- Born: February 10, 1971 (age 55) Allison Park, Pennsylvania, U.S.
- Occupations: Actor, producer
- Spouse: Paige Rowland ​(m. 2002)​
- Children: 1

= Michael Dietz =

American actor and producer

Michael Dietz (born February 10, 1971) is an American actor and producer.

==Career==

He was an executive producer for GSN'S The Line
and a co-executive producer for SyFy's Geeks Who Drink. Other producing credits include Celebrity Apprentice, Stars Earn Stripes, Tru TV's Killer Karaoke, Minute To Win It, Discovery Channel's One Man Army, Chefs vs City, and Great American Road Trip, as well as a challenge consultant for ABC'S Wipeout and a challenge producer for season ten of Big Brother. He produced the feature film Born which was shown at the Cannes Film Festival and was released by Lionsgate.

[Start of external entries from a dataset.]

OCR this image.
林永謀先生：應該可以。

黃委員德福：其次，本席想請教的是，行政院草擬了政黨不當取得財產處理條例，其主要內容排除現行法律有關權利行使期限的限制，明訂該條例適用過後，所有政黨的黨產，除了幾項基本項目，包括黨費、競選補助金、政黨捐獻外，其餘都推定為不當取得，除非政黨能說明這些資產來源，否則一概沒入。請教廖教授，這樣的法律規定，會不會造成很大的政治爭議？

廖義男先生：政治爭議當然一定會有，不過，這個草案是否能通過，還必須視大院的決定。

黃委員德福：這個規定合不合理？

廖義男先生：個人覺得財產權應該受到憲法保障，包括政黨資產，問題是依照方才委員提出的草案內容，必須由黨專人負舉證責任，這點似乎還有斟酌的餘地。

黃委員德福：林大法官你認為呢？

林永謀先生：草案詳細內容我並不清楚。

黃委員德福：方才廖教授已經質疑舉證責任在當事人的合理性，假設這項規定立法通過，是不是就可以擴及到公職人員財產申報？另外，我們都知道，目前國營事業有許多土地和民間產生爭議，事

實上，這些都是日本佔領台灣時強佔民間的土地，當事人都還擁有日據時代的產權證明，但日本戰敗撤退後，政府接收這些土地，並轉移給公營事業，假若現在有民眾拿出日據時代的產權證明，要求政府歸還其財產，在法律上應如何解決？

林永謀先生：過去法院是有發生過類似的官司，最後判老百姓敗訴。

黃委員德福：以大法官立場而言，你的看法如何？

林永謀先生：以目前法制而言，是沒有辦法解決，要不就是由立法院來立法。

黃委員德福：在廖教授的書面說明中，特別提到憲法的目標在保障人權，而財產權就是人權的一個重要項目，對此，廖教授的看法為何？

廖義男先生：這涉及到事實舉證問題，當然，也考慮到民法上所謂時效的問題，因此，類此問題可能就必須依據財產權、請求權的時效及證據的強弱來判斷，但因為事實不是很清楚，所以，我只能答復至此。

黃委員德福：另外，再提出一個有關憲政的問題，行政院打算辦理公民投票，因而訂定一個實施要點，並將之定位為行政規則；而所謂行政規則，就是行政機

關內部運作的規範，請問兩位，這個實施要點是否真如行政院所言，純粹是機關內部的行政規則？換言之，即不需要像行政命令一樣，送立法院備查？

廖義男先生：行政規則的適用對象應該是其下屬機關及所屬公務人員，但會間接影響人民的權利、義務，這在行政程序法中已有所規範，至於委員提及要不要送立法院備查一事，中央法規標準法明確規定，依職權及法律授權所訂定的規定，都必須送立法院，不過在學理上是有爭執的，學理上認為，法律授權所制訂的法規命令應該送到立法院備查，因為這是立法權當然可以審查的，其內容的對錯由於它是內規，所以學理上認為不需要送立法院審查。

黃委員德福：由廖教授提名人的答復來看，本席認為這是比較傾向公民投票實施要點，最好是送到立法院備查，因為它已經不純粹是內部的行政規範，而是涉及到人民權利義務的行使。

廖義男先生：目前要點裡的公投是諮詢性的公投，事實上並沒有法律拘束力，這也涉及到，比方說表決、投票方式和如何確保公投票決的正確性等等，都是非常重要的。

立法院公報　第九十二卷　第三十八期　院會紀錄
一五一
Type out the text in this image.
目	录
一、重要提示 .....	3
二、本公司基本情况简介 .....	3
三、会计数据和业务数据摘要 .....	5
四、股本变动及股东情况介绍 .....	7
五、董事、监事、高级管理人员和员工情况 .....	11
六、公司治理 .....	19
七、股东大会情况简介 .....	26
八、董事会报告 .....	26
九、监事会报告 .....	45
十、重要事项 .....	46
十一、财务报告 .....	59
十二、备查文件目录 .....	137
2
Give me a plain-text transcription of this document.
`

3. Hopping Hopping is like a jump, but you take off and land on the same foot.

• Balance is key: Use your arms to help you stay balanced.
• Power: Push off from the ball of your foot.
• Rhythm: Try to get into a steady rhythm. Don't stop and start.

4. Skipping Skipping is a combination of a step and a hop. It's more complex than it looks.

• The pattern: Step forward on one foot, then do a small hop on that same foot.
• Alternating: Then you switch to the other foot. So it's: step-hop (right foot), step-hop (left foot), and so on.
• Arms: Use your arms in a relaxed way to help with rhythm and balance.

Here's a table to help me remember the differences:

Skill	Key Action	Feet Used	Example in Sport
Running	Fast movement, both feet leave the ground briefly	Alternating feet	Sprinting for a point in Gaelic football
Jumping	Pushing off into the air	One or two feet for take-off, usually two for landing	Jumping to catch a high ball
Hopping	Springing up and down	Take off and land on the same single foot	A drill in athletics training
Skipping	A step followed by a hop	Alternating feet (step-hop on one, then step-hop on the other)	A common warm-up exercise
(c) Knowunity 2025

As an actor, he had guest stints on prime time shows Wasteland, Charmed, Beverly Hills, 90210, The Drew Carey Show, House, CSI, and Baywatch, as well as starring roles on Guiding Light, Port Charles, and The Bold and the Beautiful.

Dietz co-invented the board game Bubblebrain which has won several awards including Family Fun Magazine's Toy Of The Year.

In 2005, Dietz formed Lucky Butterfly Productions, a film and television company.

==Personal life==
Dietz is married to actress Paige Rowland; the couple has one child.